Publicacao/Comunicacao
Intimação - decisão
A C Ó R D Ã O
8ª Turma GMDMC/Fc/Dmc/nc
EMBARGOS DE DECLARAÇÃO EM RECURSO DE REVISTA COM AGRAVO. MINUTOS RESIDUAIS. NORMA COLETIVA. TEMA 1.046. VÍCIOS. INEXISTÊNCIA. As razões dos embargos de declaração não se enquadram em nenhum dos permissivos dos arts. 897-A da CLT e 1.022 do CPC, uma vez que o acórdão embargado abordou todos os aspectos da controvérsia, à luz do Tema 1.046 do STF, relacionada à validade de norma coletiva que prevê o elastecimento do limite dos minutos que antecedem e sucedem a jornada de trabalho, para fins de apuração das horas extras. Embargos de declaração rejeitados.
Vistos, relatados e discutidos estes autos de Embargos de Declaração em Recurso de Revista com Agravo nº TST-ED-RRAg - 1002054-89.2017.5.02.0471, em que é Embargante EDSON GANDOLFO e é Embargada GENERAL MOTORS DO BRASIL LTDA.
Ao acórdão desta Oitava Turma de fls. 1.659/1.671, da lavra da Ministra Delaíde Alves Miranda Arantes, que deu provimento ao recurso de revista da reclamada para excluir da condenação o pagamento das horas extras correspondentes aos minutos residuais constantes dos cartões de ponto, nos limites da negociação coletiva, o reclamante opõe embargos de declaração (fls. 1.673/1.675).
Em razão do afastamento definitivo da Relatora originária, decorrente da mudança de órgão judicante, o processo me foi redistribuído por sucessão.
É o relatório.
V O T O
I. CONHECIMENTO
Conheço dos embargos de declaração, porque estão tempestivos e com representação processual regular.
II. MÉRITO
Conforme relatado, ao acórdão desta Oitava Turma de fls. 1.659/1.671, da lavra da Ministra Delaíde Alves Miranda Arantes, que deu provimento ao recurso de revista da reclamada para excluir da condenação o pagamento das horas extras correspondentes aos minutos residuais constantes dos cartões de ponto, nos limites da negociação coletiva, o reclamante opõe embargos de declaração (fls. 1.673/1.675).

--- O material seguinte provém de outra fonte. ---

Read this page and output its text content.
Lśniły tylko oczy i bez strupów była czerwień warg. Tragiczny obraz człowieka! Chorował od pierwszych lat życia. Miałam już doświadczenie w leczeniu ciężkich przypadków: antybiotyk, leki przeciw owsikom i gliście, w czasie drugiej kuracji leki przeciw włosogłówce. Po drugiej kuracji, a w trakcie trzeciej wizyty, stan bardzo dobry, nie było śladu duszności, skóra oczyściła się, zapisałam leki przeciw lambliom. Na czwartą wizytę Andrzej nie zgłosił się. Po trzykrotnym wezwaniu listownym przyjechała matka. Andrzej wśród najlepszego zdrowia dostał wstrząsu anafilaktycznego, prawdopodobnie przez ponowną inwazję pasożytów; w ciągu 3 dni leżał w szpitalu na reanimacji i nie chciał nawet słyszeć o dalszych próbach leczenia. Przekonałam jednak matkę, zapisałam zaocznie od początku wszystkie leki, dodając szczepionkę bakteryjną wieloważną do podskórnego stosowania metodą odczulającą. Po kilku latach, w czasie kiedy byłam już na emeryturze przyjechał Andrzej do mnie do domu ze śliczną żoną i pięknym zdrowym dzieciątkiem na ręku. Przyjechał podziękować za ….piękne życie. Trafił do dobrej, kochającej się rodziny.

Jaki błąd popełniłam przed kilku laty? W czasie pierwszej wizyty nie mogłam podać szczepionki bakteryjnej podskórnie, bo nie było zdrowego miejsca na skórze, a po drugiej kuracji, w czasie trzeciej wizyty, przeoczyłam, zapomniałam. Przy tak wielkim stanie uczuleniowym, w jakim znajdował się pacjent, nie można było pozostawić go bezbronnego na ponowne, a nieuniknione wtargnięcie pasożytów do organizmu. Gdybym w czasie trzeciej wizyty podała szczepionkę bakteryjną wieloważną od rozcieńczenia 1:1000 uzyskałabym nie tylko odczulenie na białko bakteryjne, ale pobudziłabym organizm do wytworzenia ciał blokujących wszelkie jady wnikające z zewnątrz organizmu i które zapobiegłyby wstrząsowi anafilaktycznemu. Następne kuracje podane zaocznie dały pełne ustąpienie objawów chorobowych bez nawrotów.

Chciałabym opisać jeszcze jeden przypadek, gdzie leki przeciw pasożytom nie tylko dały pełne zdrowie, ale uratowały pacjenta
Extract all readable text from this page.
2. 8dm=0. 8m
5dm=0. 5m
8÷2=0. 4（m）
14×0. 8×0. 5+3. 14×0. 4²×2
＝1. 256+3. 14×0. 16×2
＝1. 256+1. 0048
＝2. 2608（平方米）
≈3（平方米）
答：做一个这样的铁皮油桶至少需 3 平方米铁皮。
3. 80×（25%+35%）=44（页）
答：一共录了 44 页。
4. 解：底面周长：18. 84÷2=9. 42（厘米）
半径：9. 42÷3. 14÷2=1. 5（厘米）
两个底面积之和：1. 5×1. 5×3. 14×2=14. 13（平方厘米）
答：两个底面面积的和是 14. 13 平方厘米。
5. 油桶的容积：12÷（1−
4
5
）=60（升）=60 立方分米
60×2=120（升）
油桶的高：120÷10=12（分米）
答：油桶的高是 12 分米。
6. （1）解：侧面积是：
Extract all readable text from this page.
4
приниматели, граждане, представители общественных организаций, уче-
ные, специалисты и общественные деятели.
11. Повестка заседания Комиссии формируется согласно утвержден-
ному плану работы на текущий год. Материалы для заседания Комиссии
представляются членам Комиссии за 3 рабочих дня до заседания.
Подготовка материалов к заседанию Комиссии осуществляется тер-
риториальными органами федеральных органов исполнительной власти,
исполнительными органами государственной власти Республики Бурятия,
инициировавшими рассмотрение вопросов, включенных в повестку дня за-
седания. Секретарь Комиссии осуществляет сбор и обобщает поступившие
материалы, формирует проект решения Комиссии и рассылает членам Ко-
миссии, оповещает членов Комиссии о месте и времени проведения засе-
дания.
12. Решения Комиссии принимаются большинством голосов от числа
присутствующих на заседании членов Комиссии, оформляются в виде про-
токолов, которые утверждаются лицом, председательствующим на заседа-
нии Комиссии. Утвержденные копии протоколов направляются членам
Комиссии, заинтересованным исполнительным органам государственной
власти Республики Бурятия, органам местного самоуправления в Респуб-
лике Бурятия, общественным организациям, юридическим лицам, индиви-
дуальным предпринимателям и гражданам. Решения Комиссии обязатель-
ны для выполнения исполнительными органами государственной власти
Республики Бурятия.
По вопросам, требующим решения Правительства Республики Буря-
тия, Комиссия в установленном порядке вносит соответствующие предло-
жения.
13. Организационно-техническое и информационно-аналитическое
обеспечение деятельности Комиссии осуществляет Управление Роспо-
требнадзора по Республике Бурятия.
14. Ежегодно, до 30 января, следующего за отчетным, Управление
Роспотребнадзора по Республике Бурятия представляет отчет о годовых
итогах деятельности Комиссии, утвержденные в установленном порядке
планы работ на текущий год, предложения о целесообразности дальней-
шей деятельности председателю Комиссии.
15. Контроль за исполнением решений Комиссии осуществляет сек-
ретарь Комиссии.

O embargante alega que a norma coletiva mencionada pela reclamada apenas exclui o tempo não anotado no cartão de ponto, ou seja, o tempo entre a descida do ônibus fretado até a marcação do ponto no início da jornada e o tempo entre a marcação do ponto e o ingresso no ônibus após a jornada, salientando que a análise do teor da norma coletiva demanda reexame de fatos e provas.
Examina-se.
Não obstante proferida em sentido contrário aos interesses do embargante, não se divisa na decisão embargada a configuração de nenhuma das hipóteses previstas nos arts. 897-A da CLT e 1.022 do CPC, mas o evidente inconformismo da parte com a solução dada ao litígio.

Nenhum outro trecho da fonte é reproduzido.